Posted July 17, 2010 by (115)
This review of Inception comes courtesy of contributor Matt Johnson.
After the smash hit The Dark Knight two years ago, film director Christopher Nolan began work on a film he described as a contemporary sci-fi action thriller "set within the architecture of the mind." Titled Inception, the details of the film were kept under wraps right up until the film’s release. With Nolan behind the camera and Leonardo DiCaprio in the leading role, Inception proves to be a breath of fresh air in the summer movie season.
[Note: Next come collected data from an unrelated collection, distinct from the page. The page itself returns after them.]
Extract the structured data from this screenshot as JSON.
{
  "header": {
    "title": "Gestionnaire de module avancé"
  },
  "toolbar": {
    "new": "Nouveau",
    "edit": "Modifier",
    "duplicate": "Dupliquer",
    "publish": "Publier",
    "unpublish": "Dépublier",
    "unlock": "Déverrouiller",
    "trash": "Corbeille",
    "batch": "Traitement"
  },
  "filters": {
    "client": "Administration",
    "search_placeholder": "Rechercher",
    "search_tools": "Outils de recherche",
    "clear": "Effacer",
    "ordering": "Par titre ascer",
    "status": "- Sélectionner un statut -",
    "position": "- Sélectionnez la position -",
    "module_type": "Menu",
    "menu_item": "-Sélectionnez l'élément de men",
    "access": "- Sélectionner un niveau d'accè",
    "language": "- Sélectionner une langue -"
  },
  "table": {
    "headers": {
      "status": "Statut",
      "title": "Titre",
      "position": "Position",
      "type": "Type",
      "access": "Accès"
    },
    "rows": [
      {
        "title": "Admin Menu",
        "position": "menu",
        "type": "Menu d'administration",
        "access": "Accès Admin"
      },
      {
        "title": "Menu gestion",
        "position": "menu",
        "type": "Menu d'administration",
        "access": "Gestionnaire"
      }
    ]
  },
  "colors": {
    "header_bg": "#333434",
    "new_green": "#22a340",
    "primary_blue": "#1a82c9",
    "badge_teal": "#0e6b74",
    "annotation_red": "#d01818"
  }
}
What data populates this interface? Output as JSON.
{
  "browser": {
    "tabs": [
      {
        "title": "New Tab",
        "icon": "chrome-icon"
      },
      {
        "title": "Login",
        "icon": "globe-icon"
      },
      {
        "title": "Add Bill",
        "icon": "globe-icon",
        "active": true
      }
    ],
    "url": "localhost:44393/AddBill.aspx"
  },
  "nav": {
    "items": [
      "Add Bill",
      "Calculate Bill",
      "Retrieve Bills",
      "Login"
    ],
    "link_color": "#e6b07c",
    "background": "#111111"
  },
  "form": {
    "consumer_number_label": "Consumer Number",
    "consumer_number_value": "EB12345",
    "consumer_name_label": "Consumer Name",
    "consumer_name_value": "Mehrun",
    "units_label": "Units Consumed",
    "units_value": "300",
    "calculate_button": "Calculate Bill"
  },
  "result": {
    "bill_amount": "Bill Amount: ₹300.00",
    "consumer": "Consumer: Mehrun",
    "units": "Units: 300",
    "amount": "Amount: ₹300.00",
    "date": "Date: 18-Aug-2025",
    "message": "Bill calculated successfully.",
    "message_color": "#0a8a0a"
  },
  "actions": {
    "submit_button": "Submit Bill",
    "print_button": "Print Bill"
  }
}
Inception follows the tale of a gang of thieves who specialize in mental theft, literally pulling ideas out of people’s heads. To pull this off, they have to strike when their targets are at their weakest mental state. In the dream state, they come into their targets mind and steal their thoughts and ideas right out of their heads.
DiCaprio headlines the movie as the gang’s leader, Cobb. Ellen Page, Joseph Gordon-Levitt,and British actor Tom Hardy make up the members of Cobb’s gang, with each member bring mental expertise into the heist. Japanese actor Ken Wantanbe plays the gang’s employer, with Cillian Murphy and Tom Berenger as the marks for the gang’s heist. Michael Caine has a brief role, playing Cobb’s mentor and father-in-law. Marion Cotillard plays a mysterious woman, that may or may not exist, who haunts Cobb’s and, by extension, other people’s dreams.
All the supporting actors play their parts well and add their own things to it, but DiCaprio carries the movie. At the core of the movie is Cobb’s mental fragility, using the gang’s job as a last-ditch effort to redeem himself of past sins. His relationship with his fellow thieves is put in question as begins to show signs that his mind may not have recovered from a past trauma.
Inception is as much a crime thriller as it is a sci-fi movie, with Nolan exploring the world of the dream and your mind’s subconscious reaction to things happening in the outside world. When something happens in the outside world that makes your body shift, the whole dream shifts and adjusts to the actions going on outside. Nolan is able to pull off dream-within-a-dream sequences that make you question what is real, and what is a dream. The action scenes are surreal, with a train plowing through a busy city street, gun battles atop a mountain fortress, and fights taking place mid-air in a hotel hallway.
The music is another bonus in this movie. Hans Zimmer’s score is just as good as the one he provided with The Dark Knight, adding another layer of tension into the scenes with his music.
The biggest points that Inception scores are in the originality department. Remakes, sequels, and adaptations have been the staple of this summer season. It’s very nice to see a movie come along that brings something new and original to the table. Nolan is able to blend crime with the surreal, with the results being one of this year’s best films.